O presente trabalho situa-se, na tipologia apresentada, no tipo Análise de Políticas Públicas, pois tem por objetivo analisar a Política de Microcrédito Produtivo Orientado como instrumento para a superação da pobreza, e como instrumento de desenvolvimento. Não é objetivo do trabalho a análise de instituições individuais de microcrédito, tema tratado intensamente nas pesquisas sobre o microcrédito desde os anos 90; todavia, as práticas das instituições de microcrédito poderão ser analisadas na medida em que representem apoios ou dificuldades para a eficácia do marco normativo atual.

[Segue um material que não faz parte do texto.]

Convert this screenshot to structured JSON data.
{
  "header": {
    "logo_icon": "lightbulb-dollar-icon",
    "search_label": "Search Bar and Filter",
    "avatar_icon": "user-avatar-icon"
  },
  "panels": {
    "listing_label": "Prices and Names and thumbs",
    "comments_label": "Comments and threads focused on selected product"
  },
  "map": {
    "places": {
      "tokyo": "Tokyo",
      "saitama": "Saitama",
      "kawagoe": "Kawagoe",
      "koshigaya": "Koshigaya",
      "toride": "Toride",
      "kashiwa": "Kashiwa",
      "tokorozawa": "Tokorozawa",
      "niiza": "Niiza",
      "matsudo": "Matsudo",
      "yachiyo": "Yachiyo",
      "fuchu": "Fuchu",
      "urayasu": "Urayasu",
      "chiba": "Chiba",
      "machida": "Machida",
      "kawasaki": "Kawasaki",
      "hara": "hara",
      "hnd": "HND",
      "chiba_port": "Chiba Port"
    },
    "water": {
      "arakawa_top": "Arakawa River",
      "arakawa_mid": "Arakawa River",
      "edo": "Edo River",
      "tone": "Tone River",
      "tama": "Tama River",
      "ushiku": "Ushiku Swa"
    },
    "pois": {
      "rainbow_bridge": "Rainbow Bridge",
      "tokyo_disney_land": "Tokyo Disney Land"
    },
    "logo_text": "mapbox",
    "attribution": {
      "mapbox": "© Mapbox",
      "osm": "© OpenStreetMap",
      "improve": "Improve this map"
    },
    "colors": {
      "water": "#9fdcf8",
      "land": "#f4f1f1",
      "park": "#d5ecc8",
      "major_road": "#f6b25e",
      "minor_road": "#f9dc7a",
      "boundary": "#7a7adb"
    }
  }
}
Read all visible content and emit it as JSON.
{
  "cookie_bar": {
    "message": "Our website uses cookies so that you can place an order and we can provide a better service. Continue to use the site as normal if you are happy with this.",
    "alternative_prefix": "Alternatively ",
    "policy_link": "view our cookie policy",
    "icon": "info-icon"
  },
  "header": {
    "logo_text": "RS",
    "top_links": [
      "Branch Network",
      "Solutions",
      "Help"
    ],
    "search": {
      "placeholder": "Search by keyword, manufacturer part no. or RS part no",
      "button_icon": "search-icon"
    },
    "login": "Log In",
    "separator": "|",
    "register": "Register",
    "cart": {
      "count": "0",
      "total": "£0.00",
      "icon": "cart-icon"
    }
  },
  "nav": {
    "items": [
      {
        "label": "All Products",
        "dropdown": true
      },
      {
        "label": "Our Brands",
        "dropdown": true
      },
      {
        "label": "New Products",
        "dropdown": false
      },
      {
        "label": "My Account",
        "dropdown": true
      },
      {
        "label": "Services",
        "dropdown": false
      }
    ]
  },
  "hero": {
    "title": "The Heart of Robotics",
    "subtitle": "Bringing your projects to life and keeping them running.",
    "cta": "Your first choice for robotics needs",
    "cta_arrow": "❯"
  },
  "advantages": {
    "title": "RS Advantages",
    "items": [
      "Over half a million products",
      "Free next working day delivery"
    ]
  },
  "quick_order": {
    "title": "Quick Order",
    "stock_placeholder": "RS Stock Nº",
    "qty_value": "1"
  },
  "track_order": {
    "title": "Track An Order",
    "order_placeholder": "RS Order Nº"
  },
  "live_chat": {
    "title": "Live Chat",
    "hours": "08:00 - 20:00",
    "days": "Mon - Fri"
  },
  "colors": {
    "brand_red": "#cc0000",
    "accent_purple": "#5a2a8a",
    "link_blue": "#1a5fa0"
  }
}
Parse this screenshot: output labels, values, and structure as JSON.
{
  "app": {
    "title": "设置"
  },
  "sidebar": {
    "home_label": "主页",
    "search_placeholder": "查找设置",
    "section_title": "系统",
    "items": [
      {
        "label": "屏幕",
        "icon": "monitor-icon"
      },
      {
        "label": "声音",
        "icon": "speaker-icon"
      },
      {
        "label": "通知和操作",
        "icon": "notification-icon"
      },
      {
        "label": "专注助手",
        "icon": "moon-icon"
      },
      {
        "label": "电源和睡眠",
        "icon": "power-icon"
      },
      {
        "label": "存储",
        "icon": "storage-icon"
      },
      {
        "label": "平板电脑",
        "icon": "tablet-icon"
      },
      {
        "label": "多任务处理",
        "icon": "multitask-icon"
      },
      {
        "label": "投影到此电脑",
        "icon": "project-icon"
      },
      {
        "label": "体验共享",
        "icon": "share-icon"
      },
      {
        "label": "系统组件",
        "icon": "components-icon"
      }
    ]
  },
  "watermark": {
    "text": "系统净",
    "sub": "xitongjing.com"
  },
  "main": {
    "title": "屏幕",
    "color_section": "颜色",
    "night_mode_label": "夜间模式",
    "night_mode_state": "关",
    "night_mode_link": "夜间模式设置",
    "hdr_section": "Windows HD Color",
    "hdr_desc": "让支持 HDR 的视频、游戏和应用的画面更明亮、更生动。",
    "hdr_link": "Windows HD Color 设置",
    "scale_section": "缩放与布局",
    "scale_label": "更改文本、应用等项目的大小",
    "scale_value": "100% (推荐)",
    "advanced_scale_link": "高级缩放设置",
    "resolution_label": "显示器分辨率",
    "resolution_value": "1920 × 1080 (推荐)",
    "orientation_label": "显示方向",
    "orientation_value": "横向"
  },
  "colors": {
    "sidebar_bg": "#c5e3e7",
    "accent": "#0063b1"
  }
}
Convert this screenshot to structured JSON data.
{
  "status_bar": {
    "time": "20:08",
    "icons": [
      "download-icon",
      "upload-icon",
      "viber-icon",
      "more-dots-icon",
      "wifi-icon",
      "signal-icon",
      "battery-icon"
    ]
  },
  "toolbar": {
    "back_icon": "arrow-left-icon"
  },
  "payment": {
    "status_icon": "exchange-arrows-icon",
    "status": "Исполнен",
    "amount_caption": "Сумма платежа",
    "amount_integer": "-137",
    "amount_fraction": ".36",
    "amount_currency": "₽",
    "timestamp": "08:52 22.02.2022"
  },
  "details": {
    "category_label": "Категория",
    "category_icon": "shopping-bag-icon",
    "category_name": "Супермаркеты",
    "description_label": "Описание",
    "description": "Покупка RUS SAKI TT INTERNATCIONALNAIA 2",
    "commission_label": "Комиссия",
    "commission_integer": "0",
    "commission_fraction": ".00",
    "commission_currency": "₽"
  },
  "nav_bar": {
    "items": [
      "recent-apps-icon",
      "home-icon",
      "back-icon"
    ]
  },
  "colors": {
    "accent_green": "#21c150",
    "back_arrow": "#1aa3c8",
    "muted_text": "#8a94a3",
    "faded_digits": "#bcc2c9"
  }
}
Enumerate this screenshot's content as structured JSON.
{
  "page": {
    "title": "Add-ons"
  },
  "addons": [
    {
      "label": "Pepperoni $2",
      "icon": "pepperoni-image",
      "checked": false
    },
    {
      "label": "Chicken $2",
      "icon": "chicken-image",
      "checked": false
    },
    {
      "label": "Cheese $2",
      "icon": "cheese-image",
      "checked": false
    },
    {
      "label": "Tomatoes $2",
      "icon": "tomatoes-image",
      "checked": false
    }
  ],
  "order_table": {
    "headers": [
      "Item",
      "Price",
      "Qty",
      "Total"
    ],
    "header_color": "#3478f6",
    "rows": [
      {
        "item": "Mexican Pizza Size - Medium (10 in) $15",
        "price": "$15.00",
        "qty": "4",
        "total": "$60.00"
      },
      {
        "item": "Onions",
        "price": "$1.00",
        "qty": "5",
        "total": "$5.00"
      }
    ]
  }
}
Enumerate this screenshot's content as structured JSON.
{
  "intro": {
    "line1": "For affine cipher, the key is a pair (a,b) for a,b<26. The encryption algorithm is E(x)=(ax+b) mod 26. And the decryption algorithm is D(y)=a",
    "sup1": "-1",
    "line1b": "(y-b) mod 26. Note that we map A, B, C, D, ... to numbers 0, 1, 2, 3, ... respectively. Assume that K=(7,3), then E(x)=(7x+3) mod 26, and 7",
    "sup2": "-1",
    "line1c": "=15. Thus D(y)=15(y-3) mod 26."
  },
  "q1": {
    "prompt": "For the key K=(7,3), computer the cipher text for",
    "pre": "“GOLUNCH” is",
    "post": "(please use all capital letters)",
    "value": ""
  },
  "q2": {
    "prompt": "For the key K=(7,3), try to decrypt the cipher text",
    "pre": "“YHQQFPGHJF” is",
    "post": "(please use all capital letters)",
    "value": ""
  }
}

Para avaliar a eficácia da política de microcrédito como instrumento de superação da pobreza, este trabalho adota uma abordagem de métodos mistos, isto é, uma abordagem quantitativa-qualitativa.

Creswell (2010, p.238) relata que a pesquisa de métodos mistos teve seu início na psicologia e na matriz multitraços-multimétodos desenvolvida por Campbell e Fiske (1959), aperfeiçoada por Tashakkori e Teddlie (1998), e posteriormente aprimorada por Creswell e Clark (2007)54.

Reunindo os pontos fortes das pesquisas quantitativas e qualitativas, a abordagem de métodos mistos permite enfrentar de maneira mais adequada a complexidade dos problemas abordados pelos pesquisadores das ciências sociais, permitindo uma melhor compreensão dos problemas enfrentados por esta pesquisa (CRESWELL, 2010, p.238).

Adotou-se uma coleta de dados concomitante, com o uso de um formulário de questões fechadas para o levantamento quantitativo, aplicado pessoalmente pelo pesquisador, e questões abertas que emergiram nas entrevistas realizadas. As respostas dos entrevistados às questões abertas foram gravadas com o consentimento dos entrevistados. Tanto os questionários quanto as entrevistas aplicadas foram feitas assegurando-se aos entrevistados o anonimato, para permitir aos entrevistados uma expressão mais livre de suas opiniões.

54 Um aprofundamento da história dos métodos mistos ultrapassa os limites deste estudo. Para o leitor

interessado na metodologia dos métodos mistos, é recomendada a leitura dos textos: Tashakkori, A.; Teddlie, C. Mixed methodology: combining qualitative and quantitative approaches. Thousand Oaks: Sage, 1998 e

Tashakkori, A. ; Teddlie, C. Handbook of mixed method research in the social and behavior sciences. Thousand Oaks: Sage, 2007.

As questões colocadas, por meio da aplicação do formulário e da realização das entrevistas, combinam o levantamento de dados objetivos, importantes para o levantamento estatístico do perfil e da evolução da situação posicional dos respondentes, e informações subjetivas, ligadas à percepção dos entrevistados quanto aos diversos aspectos do microcrédito produtivo orientado.

Adotou-se nesta dissertação uma perspectiva teórica abrangente – apresentada nos capítulos anteriores – para permitir ao leitor a compreensão dos aspectos analisados do objeto do estudo, verificados por meio da pesquisa jurídica empírica.

Embora a técnica de métodos mistos traga ao pesquisador um desafio maior, em razão da extensa coleta de dados e do tempo necessário para a análise dos relatos e dos dados numéricos, acredita-se que a técnica investigativa adotada valoriza a experiência dos respondentes e sua participação na construção de uma política pública mais eficaz, incorporada na análise dos resultados da pesquisa.